Dans cette rubrique, des chroniqueuses et chroniqueurs proches de Films en Bretagne posent leur regard sur des films qu’ils ont aimé et nous disent tout le bien qu’elles et ils en pensent.
L’ombre des corbeaux ou la construction identitaire nostalgique
L’Argentine est le pays nostalgique par excellence. C’est aussi un pays qui a vécu un fort traumatisme de répression, rejoignant le mouvement des systèmes terroristes d’État qu’ont vécu plusieurs pays d’Amérique latine dans les années 60-80. Dans L’ombre des corbeaux, Elvira Barboza livre un aperçu de ces deux piliers constitutifs de l’histoire argentine, à travers ses yeux d’enfants, ici interprétés à l’écran par ceux de sa fille. Une transmission familiale d’une construction identitaire sur trois générations qui porte ainsi le récit du poids de l’héritage émotionnel, de l’exil, d’une répression contre toutes celles et ceux qui étaient d’une façon ou d’une autre lié·es à une contestation de la dictature militaire installée. Celui qui porte cette contestation c’est son père, artiste peintre, qui a été enlevé et torturé. Celle qui révèle et transmet cette contestation c’est Nathalia, ou Elvira car le récit est hautement autobiographique. Le récit se passe en 1986, dix ans après le coup d’État militaire qui a secoué l’Argentine, dans un petit village français loin de tout tumulte. L’axe choisi par la réalisatrice est celui de la famille, presque un huis clos, resserré sur un père et sa fille. La scène d’ouverture pose le décor : la famille imbriquée dans une cabine téléphonique en liaison avec l’Argentine, entourant un combiné d’où sort une mélodie nostalgique, suspendant le temps. Cette cabine téléphonique sera l’un des trois lieux du film, celui de la tentative de lien avec le passé et de sa compréhension, qui se révélera vaine de la sorte. C’est à travers une scène quotidienne d’une banalité exemplaire que sortira l’intrigue du film : en faisant irruption un soir dans la salle de bain, Nathalia aperçoit son père, nu, et focalise son regard sur de profondes et larges cicatrices sur le haut de sa fesse. Cette vision ne cessera de l’obséder et elle ne tardera pas à y confronter son père. Comme le font tous les parents, celui-ci mentira pour protéger ses enfants, pour se protéger lui-même et construira une légende autour de ses blessures. Ainsi il est le père glorieux qui a dompté des chevaux et en a été félicité par des incisions réalisées à travers les becs de corbeaux. Son fils s’extasie de ce père fort, sa fille à l’inverse construit une suspicion et n’aura de cesse d’être obsédée par les corbeaux et de vouloir trouver la vérité. C’est de toute évidence dans la transgression qu’elle trouvera la vérité.
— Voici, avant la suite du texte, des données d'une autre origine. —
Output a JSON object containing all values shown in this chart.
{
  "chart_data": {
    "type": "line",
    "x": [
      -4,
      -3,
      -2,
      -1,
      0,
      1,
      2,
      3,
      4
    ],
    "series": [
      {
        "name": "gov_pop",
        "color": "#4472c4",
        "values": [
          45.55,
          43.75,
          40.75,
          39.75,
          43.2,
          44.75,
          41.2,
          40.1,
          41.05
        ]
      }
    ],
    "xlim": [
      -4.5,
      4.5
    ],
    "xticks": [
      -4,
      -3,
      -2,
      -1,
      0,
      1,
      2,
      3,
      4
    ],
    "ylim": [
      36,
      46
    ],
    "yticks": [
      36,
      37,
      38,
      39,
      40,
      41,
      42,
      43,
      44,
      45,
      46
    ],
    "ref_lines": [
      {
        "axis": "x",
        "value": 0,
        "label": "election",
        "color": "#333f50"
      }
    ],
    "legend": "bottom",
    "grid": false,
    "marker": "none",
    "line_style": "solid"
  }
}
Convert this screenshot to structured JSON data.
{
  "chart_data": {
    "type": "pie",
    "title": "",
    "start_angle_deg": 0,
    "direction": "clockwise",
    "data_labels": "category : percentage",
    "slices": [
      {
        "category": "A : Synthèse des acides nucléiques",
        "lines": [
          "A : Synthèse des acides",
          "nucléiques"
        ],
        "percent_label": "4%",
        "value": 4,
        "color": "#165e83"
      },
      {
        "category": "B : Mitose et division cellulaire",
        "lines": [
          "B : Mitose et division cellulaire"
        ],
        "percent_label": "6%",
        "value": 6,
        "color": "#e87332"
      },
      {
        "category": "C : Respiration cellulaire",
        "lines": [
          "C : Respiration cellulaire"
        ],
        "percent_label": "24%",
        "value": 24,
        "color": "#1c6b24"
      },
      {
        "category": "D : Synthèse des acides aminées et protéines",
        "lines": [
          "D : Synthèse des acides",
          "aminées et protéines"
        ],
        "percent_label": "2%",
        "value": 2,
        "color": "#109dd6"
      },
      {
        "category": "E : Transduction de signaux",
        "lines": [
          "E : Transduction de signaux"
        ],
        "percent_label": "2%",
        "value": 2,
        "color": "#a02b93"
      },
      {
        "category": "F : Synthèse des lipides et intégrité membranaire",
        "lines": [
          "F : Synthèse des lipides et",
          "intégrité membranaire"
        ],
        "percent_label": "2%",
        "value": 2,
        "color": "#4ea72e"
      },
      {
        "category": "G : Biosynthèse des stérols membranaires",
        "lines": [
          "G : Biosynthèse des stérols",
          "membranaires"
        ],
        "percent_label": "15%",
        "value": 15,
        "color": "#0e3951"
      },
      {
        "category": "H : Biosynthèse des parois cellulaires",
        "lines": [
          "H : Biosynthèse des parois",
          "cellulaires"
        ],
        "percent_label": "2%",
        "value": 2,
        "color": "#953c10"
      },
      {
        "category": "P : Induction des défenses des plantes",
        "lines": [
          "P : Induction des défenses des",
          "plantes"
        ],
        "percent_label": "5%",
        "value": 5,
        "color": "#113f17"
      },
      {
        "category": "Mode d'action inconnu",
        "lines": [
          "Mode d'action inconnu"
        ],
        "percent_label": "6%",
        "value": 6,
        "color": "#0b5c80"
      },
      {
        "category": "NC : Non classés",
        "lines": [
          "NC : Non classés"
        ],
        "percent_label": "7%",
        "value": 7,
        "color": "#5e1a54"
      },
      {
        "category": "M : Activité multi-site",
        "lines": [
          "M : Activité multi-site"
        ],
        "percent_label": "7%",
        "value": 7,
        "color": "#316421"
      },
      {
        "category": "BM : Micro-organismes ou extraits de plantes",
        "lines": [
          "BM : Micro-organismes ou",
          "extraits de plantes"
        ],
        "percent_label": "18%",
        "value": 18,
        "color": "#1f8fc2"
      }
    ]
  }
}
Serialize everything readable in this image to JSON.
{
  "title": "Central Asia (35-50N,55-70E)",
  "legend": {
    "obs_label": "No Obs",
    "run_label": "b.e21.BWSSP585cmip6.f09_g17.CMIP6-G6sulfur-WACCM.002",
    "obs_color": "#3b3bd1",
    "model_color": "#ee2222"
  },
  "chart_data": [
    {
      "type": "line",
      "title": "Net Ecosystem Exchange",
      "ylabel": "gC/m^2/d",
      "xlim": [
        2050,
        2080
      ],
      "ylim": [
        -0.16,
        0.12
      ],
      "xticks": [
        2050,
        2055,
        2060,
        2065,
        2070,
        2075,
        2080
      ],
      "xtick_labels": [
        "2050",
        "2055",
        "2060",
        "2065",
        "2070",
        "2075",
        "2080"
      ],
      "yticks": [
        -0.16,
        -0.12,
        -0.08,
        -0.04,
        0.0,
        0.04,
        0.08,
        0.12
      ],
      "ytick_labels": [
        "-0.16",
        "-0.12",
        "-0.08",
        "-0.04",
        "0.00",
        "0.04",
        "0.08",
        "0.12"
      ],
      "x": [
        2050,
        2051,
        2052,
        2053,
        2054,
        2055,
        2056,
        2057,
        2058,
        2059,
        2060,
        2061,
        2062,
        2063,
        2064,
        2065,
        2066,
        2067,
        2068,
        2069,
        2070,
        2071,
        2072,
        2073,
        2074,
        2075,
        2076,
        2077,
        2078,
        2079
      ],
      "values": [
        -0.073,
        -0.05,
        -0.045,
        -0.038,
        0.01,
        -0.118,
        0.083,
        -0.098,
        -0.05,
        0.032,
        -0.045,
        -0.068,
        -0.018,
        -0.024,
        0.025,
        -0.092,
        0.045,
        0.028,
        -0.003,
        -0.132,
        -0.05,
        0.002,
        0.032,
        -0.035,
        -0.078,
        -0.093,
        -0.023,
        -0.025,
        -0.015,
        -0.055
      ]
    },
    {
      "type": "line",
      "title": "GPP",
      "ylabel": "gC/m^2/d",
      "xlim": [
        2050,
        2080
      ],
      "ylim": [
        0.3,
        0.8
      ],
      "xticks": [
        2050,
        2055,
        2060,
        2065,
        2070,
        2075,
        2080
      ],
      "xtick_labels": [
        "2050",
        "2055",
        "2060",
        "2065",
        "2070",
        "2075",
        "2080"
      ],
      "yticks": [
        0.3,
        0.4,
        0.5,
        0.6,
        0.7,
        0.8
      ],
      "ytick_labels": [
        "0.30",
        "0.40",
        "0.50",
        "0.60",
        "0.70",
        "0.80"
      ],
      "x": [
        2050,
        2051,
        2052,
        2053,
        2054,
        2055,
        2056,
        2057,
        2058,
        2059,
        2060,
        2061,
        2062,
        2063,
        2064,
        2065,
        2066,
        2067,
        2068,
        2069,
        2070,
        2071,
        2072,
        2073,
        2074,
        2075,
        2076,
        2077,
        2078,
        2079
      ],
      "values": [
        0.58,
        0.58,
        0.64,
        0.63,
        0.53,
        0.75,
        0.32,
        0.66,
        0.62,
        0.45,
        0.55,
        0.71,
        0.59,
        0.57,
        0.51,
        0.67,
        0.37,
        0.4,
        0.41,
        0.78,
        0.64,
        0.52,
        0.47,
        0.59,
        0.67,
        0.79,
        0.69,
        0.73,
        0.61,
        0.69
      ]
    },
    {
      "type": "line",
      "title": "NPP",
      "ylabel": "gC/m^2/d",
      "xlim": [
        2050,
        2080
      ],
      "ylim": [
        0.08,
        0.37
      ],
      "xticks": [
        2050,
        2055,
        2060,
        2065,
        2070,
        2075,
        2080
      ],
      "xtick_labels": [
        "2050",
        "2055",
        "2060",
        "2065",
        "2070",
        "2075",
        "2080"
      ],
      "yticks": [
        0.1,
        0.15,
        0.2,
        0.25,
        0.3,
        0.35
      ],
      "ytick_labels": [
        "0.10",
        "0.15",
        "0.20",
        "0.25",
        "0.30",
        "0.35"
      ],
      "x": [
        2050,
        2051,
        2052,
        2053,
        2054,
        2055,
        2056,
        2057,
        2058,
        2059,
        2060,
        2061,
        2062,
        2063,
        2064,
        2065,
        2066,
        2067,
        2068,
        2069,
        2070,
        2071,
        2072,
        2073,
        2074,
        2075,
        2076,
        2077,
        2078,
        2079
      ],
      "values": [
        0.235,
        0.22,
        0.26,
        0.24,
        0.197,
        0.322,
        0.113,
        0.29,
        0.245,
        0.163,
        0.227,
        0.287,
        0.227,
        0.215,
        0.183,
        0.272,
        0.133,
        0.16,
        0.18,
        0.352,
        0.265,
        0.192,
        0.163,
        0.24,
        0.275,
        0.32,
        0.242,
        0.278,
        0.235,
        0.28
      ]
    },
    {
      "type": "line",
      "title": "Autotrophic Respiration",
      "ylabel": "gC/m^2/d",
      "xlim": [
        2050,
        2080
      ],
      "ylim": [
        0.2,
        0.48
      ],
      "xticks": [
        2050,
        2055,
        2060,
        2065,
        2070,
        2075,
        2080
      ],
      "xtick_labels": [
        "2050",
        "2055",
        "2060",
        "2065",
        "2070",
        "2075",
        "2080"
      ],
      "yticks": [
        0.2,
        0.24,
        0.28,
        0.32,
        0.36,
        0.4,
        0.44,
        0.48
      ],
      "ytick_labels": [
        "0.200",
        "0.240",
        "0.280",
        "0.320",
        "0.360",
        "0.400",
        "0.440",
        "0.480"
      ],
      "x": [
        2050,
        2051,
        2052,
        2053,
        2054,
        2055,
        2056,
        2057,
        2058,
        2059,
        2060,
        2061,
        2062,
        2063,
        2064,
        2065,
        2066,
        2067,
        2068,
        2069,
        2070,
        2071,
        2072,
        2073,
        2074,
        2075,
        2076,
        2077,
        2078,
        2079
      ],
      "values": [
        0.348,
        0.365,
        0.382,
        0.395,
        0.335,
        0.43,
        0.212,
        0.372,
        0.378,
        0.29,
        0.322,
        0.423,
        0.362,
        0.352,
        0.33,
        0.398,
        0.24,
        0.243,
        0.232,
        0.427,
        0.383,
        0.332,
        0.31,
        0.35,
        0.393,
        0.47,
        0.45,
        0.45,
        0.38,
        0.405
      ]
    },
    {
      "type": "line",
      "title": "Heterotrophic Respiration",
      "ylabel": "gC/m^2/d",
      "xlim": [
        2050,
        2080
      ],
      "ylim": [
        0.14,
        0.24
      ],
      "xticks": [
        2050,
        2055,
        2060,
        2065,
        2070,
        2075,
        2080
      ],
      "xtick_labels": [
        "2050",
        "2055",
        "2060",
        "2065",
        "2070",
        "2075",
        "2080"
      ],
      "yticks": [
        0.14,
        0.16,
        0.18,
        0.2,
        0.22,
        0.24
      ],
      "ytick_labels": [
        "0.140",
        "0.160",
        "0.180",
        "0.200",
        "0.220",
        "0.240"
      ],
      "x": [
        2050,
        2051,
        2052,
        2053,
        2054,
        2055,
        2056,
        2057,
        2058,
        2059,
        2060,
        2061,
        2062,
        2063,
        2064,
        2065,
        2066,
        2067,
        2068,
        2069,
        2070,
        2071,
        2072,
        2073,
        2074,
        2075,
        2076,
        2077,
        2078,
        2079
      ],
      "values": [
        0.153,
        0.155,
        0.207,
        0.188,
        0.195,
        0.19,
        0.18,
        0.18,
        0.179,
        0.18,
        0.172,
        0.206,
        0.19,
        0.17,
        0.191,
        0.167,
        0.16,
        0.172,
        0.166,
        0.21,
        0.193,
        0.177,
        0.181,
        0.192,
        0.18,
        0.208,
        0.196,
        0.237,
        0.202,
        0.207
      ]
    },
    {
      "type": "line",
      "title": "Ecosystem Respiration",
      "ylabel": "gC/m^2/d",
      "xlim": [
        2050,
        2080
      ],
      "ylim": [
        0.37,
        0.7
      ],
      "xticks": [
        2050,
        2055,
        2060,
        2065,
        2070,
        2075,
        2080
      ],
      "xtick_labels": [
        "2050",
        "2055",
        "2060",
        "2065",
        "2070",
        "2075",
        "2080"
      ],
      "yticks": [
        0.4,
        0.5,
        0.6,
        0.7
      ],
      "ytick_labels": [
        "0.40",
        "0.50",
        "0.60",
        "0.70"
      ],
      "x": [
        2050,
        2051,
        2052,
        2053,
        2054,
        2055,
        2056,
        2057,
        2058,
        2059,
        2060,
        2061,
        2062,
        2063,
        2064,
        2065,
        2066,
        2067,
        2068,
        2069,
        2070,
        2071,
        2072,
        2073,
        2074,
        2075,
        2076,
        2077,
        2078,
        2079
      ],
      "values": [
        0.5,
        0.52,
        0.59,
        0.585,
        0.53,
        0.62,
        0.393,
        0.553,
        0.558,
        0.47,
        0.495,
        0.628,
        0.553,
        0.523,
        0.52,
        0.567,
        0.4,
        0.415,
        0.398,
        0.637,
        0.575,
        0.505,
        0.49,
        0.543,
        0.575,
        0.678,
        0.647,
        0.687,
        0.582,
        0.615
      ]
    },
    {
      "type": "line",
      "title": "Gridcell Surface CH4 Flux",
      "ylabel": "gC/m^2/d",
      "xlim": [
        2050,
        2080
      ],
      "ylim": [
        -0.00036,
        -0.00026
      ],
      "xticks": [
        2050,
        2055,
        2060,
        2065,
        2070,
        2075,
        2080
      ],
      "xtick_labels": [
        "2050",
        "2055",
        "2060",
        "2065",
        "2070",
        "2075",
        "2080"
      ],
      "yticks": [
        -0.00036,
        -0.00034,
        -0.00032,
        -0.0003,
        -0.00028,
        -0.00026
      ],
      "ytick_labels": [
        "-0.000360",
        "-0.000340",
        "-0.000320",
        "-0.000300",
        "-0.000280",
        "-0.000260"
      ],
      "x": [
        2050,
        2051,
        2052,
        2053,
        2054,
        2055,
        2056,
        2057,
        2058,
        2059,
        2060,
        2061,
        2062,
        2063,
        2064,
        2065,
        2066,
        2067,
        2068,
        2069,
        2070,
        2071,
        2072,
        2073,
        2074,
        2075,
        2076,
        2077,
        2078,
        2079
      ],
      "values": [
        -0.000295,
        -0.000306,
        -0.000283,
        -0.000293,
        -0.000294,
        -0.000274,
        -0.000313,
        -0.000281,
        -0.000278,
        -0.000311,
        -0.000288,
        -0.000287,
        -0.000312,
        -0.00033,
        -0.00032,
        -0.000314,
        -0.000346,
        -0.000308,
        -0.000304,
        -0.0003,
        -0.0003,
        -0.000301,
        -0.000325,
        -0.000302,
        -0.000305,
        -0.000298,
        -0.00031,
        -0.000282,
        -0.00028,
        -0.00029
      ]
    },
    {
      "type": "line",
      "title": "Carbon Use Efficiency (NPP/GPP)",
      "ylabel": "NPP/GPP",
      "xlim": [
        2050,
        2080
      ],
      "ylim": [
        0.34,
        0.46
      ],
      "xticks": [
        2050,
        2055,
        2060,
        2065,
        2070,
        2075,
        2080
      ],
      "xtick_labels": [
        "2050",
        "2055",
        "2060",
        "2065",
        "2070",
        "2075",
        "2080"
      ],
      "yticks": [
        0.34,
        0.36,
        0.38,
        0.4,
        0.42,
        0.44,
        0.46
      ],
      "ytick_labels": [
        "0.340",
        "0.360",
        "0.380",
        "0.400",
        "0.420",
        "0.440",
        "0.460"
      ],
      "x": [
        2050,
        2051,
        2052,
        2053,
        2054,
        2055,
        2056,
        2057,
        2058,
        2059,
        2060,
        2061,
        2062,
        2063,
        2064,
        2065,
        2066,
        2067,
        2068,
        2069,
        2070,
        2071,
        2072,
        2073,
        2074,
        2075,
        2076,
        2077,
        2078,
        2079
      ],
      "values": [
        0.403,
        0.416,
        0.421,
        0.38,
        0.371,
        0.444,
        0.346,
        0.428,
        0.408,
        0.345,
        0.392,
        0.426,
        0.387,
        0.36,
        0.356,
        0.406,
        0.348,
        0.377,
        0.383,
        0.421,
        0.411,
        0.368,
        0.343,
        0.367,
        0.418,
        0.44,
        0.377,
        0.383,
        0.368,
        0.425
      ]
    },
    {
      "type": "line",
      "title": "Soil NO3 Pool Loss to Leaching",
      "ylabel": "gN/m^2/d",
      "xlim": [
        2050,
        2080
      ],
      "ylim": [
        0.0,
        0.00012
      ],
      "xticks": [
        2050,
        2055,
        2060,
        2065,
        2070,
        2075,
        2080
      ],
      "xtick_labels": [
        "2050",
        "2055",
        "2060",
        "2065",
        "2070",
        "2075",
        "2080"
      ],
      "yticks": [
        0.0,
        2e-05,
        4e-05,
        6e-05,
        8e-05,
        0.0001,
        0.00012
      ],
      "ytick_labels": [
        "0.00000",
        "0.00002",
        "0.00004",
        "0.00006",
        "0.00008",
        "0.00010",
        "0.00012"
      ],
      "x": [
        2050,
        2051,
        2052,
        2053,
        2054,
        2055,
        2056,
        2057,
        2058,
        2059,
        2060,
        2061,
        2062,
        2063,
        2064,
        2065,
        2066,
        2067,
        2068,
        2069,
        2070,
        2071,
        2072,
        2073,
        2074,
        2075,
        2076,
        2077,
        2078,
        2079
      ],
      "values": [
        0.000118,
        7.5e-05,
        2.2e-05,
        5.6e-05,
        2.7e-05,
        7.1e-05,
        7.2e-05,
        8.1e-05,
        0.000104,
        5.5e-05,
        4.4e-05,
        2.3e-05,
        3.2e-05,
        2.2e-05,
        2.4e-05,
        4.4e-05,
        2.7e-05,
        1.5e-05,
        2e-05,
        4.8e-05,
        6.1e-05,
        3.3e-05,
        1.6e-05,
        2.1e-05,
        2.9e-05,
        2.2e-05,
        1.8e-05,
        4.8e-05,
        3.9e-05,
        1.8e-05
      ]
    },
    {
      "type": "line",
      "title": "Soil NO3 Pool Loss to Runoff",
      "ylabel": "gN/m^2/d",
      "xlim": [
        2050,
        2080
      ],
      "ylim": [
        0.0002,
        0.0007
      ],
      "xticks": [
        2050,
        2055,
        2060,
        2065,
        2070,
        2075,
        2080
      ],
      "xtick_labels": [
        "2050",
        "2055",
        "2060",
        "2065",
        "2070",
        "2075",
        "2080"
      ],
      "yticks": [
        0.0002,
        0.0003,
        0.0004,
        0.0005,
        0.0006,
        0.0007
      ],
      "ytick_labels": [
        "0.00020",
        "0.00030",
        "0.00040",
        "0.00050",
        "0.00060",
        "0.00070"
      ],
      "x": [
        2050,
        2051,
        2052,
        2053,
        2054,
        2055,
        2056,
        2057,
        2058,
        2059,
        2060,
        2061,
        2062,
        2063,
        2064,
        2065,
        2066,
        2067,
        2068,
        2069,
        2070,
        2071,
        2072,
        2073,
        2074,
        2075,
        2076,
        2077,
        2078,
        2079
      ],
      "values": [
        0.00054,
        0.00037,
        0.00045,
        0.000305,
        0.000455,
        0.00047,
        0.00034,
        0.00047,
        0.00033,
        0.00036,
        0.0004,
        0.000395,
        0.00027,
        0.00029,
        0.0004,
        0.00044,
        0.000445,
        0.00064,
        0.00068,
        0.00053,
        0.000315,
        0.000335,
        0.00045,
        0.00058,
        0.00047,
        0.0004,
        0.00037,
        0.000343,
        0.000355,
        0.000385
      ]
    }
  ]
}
Et c’est là que le film exprime toute sa beauté, dans les productions artistiques du père qui servent l’obsession de sa fille. Dans toute la maison sont exposés des tableaux, des croquis, des dessins, réalisés par celui-ci. L’enfant insatisfaite des explications et frustrée de ne pas avoir eu de réponse après une brève communication téléphonique avec sa grand-mère, fouille le bureau de son père et découvre ainsi la réalité et le récit de la torture vécue par son père et d’autres, à travers ses œuvres. Elvira Barboza a pris les œuvres de son père Justo Barboza, et a fait appel à Souad Vedel pour en réaliser une animation d’une esthétique et d’une émotion indéniables. Bien que le film soit particulièrement esthétique et pluridisciplinaire, offrant un très beau spectre musical et pictural, toute l’intensité du propos se trouve dans ces trois minutes. La narration semble n’être là que pour servir cette animation, celle qui, à travers la transgression de la lecture difficilement exécutée d’une lettre et des dessins, explique l’innommable. Ces supports explicatifs redonneront place au silence et au pacte tacite, exprimé à travers le regard entre le père et la fille, de ne pas s’aventurer sur le terrain de la douleur. Jusqu’à en faire un film, réunissant les générations et mettant à nu les blessures paternelles.
Anne-Cé Pepers, octobre 2022
L’OMBRE DES CORBEAUX d’Elvira Barboza
29’59 / 2021 /Les 48° Rugissants
1986, dans un village de France. Natalia, d’origine argentine, a 11 ans lorsqu’elle découvre d’étranges cicatrices sur le corps de son père. Désormais, l’ombre du passé plane sur le quotidien de la fillette, dont le regard d’enfant interroge l’exil et le monde des adultes.